Biggest advantage of the trust over the holding company is that then the Trustee (you) gets to have complete control over who gets what out of the dividends paid to the trust. If your children are 18 years old and are shareholders of your holding company, then they do have legal right to the company and you have less control over who gets what. With the trust, you are in complete control of who receives what (or doesn’t).

• FrugalTrader April 12, 2012, 9:22 pm

@sarlock, one way around the control issue is to have the children as non-voting preferred share holders. However, that doesn’t help when trying to save taxes when selling the company later.

• Dude_guy April 12, 2012, 5:24 pm

@Sarlock

Re: using a holding company for and RRSP/RESP

What about the additional taxes on investment income earned in a corporation (Additional Part I @ 26.67% on interest and taxable capital gains and Part IV @ 33.33% on dividends)?

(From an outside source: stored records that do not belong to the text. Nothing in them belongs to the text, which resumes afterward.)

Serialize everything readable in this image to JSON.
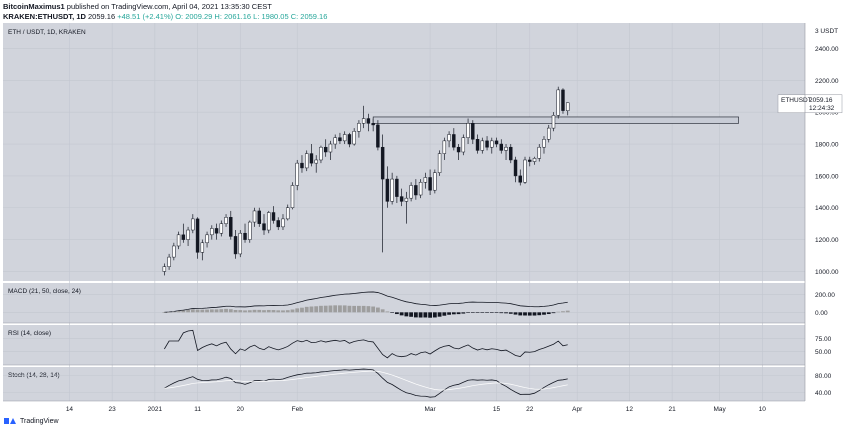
{
  "header": {
    "author": "BitcoinMaximus1",
    "published_text": "published on TradingView.com, April 04, 2021 13:35:30 CEST",
    "symbol": "KRAKEN:ETHUSDT, 1D",
    "last": "2059.16",
    "change": "+48.51 (+2.41%)",
    "ohlc": "O: 2009.29 H: 2061.16 L: 1980.05 C: 2059.16"
  },
  "chart_data": {
    "type": "candlestick",
    "title": "ETH / USDT, 1D, KRAKEN",
    "yticks": [
      "2400.00",
      "2200.00",
      "2000.00",
      "1800.00",
      "1600.00",
      "1400.00",
      "1200.00",
      "1000.00"
    ],
    "ytick_values": [
      2400,
      2200,
      2000,
      1800,
      1600,
      1400,
      1200,
      1000
    ],
    "y_top_label": "3 USDT",
    "ylim": [
      940,
      2560
    ],
    "xticks": [
      {
        "label": "14",
        "x": 14
      },
      {
        "label": "23",
        "x": 23
      },
      {
        "label": "2021",
        "x": 32
      },
      {
        "label": "11",
        "x": 41
      },
      {
        "label": "20",
        "x": 50
      },
      {
        "label": "Feb",
        "x": 62
      },
      {
        "label": "Mar",
        "x": 90
      },
      {
        "label": "15",
        "x": 104
      },
      {
        "label": "22",
        "x": 111
      },
      {
        "label": "Apr",
        "x": 121
      },
      {
        "label": "12",
        "x": 132
      },
      {
        "label": "21",
        "x": 141
      },
      {
        "label": "May",
        "x": 151
      },
      {
        "label": "10",
        "x": 160
      }
    ],
    "xlim": [
      0,
      169
    ],
    "candles_ohlc": [
      [
        34,
        1000,
        1050,
        975,
        1030
      ],
      [
        35,
        1030,
        1110,
        1010,
        1090
      ],
      [
        36,
        1090,
        1180,
        1070,
        1160
      ],
      [
        37,
        1160,
        1250,
        1140,
        1230
      ],
      [
        38,
        1230,
        1300,
        1180,
        1200
      ],
      [
        39,
        1200,
        1280,
        1160,
        1260
      ],
      [
        40,
        1260,
        1360,
        1240,
        1330
      ],
      [
        41,
        1330,
        1340,
        1080,
        1120
      ],
      [
        42,
        1120,
        1200,
        1070,
        1180
      ],
      [
        43,
        1180,
        1250,
        1150,
        1230
      ],
      [
        44,
        1230,
        1290,
        1200,
        1270
      ],
      [
        45,
        1270,
        1300,
        1200,
        1240
      ],
      [
        46,
        1240,
        1320,
        1220,
        1300
      ],
      [
        47,
        1300,
        1360,
        1280,
        1340
      ],
      [
        48,
        1340,
        1380,
        1200,
        1220
      ],
      [
        49,
        1220,
        1260,
        1080,
        1110
      ],
      [
        50,
        1110,
        1260,
        1090,
        1240
      ],
      [
        51,
        1240,
        1300,
        1180,
        1200
      ],
      [
        52,
        1200,
        1320,
        1180,
        1310
      ],
      [
        53,
        1310,
        1400,
        1280,
        1380
      ],
      [
        54,
        1380,
        1400,
        1280,
        1300
      ],
      [
        55,
        1300,
        1360,
        1230,
        1260
      ],
      [
        56,
        1260,
        1380,
        1240,
        1370
      ],
      [
        57,
        1370,
        1410,
        1300,
        1320
      ],
      [
        58,
        1320,
        1340,
        1260,
        1280
      ],
      [
        59,
        1280,
        1360,
        1260,
        1330
      ],
      [
        60,
        1330,
        1420,
        1320,
        1400
      ],
      [
        61,
        1400,
        1560,
        1390,
        1540
      ],
      [
        62,
        1540,
        1700,
        1510,
        1680
      ],
      [
        63,
        1680,
        1730,
        1620,
        1650
      ],
      [
        64,
        1650,
        1760,
        1630,
        1740
      ],
      [
        65,
        1740,
        1800,
        1660,
        1680
      ],
      [
        66,
        1680,
        1730,
        1620,
        1700
      ],
      [
        67,
        1700,
        1790,
        1680,
        1780
      ],
      [
        68,
        1780,
        1830,
        1720,
        1750
      ],
      [
        69,
        1750,
        1820,
        1700,
        1800
      ],
      [
        70,
        1800,
        1860,
        1770,
        1840
      ],
      [
        71,
        1840,
        1870,
        1800,
        1820
      ],
      [
        72,
        1820,
        1880,
        1800,
        1860
      ],
      [
        73,
        1860,
        1870,
        1780,
        1800
      ],
      [
        74,
        1800,
        1900,
        1790,
        1880
      ],
      [
        75,
        1880,
        1950,
        1840,
        1930
      ],
      [
        76,
        1930,
        2040,
        1900,
        1960
      ],
      [
        77,
        1960,
        1990,
        1880,
        1930
      ],
      [
        78,
        1930,
        1960,
        1880,
        1920
      ],
      [
        79,
        1920,
        1950,
        1760,
        1780
      ],
      [
        80,
        1780,
        1860,
        1120,
        1580
      ],
      [
        81,
        1580,
        1660,
        1400,
        1440
      ],
      [
        82,
        1440,
        1620,
        1420,
        1580
      ],
      [
        83,
        1580,
        1600,
        1430,
        1470
      ],
      [
        84,
        1470,
        1520,
        1410,
        1440
      ],
      [
        85,
        1440,
        1500,
        1300,
        1460
      ],
      [
        86,
        1460,
        1560,
        1440,
        1540
      ],
      [
        87,
        1540,
        1580,
        1450,
        1480
      ],
      [
        88,
        1480,
        1580,
        1460,
        1560
      ],
      [
        89,
        1560,
        1620,
        1520,
        1590
      ],
      [
        90,
        1590,
        1640,
        1480,
        1510
      ],
      [
        91,
        1510,
        1640,
        1490,
        1620
      ],
      [
        92,
        1620,
        1760,
        1600,
        1740
      ],
      [
        93,
        1740,
        1840,
        1700,
        1820
      ],
      [
        94,
        1820,
        1880,
        1780,
        1860
      ],
      [
        95,
        1860,
        1900,
        1760,
        1780
      ],
      [
        96,
        1780,
        1800,
        1700,
        1750
      ],
      [
        97,
        1750,
        1860,
        1730,
        1840
      ],
      [
        98,
        1840,
        1960,
        1800,
        1930
      ],
      [
        99,
        1930,
        1950,
        1800,
        1830
      ],
      [
        100,
        1830,
        1860,
        1740,
        1760
      ],
      [
        101,
        1760,
        1840,
        1740,
        1820
      ],
      [
        102,
        1820,
        1850,
        1760,
        1780
      ],
      [
        103,
        1780,
        1840,
        1740,
        1820
      ],
      [
        104,
        1820,
        1840,
        1780,
        1800
      ],
      [
        105,
        1800,
        1830,
        1740,
        1760
      ],
      [
        106,
        1760,
        1800,
        1700,
        1780
      ],
      [
        107,
        1780,
        1800,
        1680,
        1700
      ],
      [
        108,
        1700,
        1720,
        1560,
        1600
      ],
      [
        109,
        1600,
        1640,
        1540,
        1560
      ],
      [
        110,
        1560,
        1720,
        1550,
        1700
      ],
      [
        111,
        1700,
        1720,
        1660,
        1690
      ],
      [
        112,
        1690,
        1720,
        1670,
        1710
      ],
      [
        113,
        1710,
        1800,
        1690,
        1780
      ],
      [
        114,
        1780,
        1850,
        1740,
        1830
      ],
      [
        115,
        1830,
        1920,
        1810,
        1900
      ],
      [
        116,
        1900,
        2000,
        1880,
        1980
      ],
      [
        117,
        1980,
        2160,
        1960,
        2140
      ],
      [
        118,
        2140,
        2150,
        1990,
        2010
      ],
      [
        119,
        2009.29,
        2061.16,
        1980.05,
        2059.16
      ]
    ],
    "resistance_zone": {
      "from": 1930,
      "to": 1970
    },
    "price_label": {
      "symbol": "ETHUSDT",
      "price": "2059.16",
      "countdown": "12:24:32",
      "color": "#ffffff"
    },
    "indicators": {
      "macd": {
        "label": "MACD (21, 50, close, 24)",
        "yticks": [
          "200.00",
          "0.00"
        ],
        "ytick_values": [
          200,
          0
        ],
        "ylim": [
          -120,
          330
        ]
      },
      "rsi": {
        "label": "RSI (14, close)",
        "yticks": [
          "75.00",
          "50.00"
        ],
        "ytick_values": [
          75,
          50
        ],
        "ylim": [
          25,
          100
        ]
      },
      "stoch": {
        "label": "Stoch (14, 28, 14)",
        "yticks": [
          "80.00",
          "40.00"
        ],
        "ytick_values": [
          80,
          40
        ],
        "ylim": [
          20,
          100
        ]
      }
    }
  },
  "footer": {
    "brand": "TradingView"
  }
}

The purpose of these taxes are to negate any benefit from holding investments in a holding corporation. You only get them back when the holdco pays out a dividend, which triggers personal tax.

I don’t see the tax benefit to holding investments in a holding company.

• Cherleen @ My Personal Finance Journey April 13, 2012, 1:45 am

I still cannot understand it. I really have difficulty understanding anything that has to do with tax or anything related to it. So frustrating.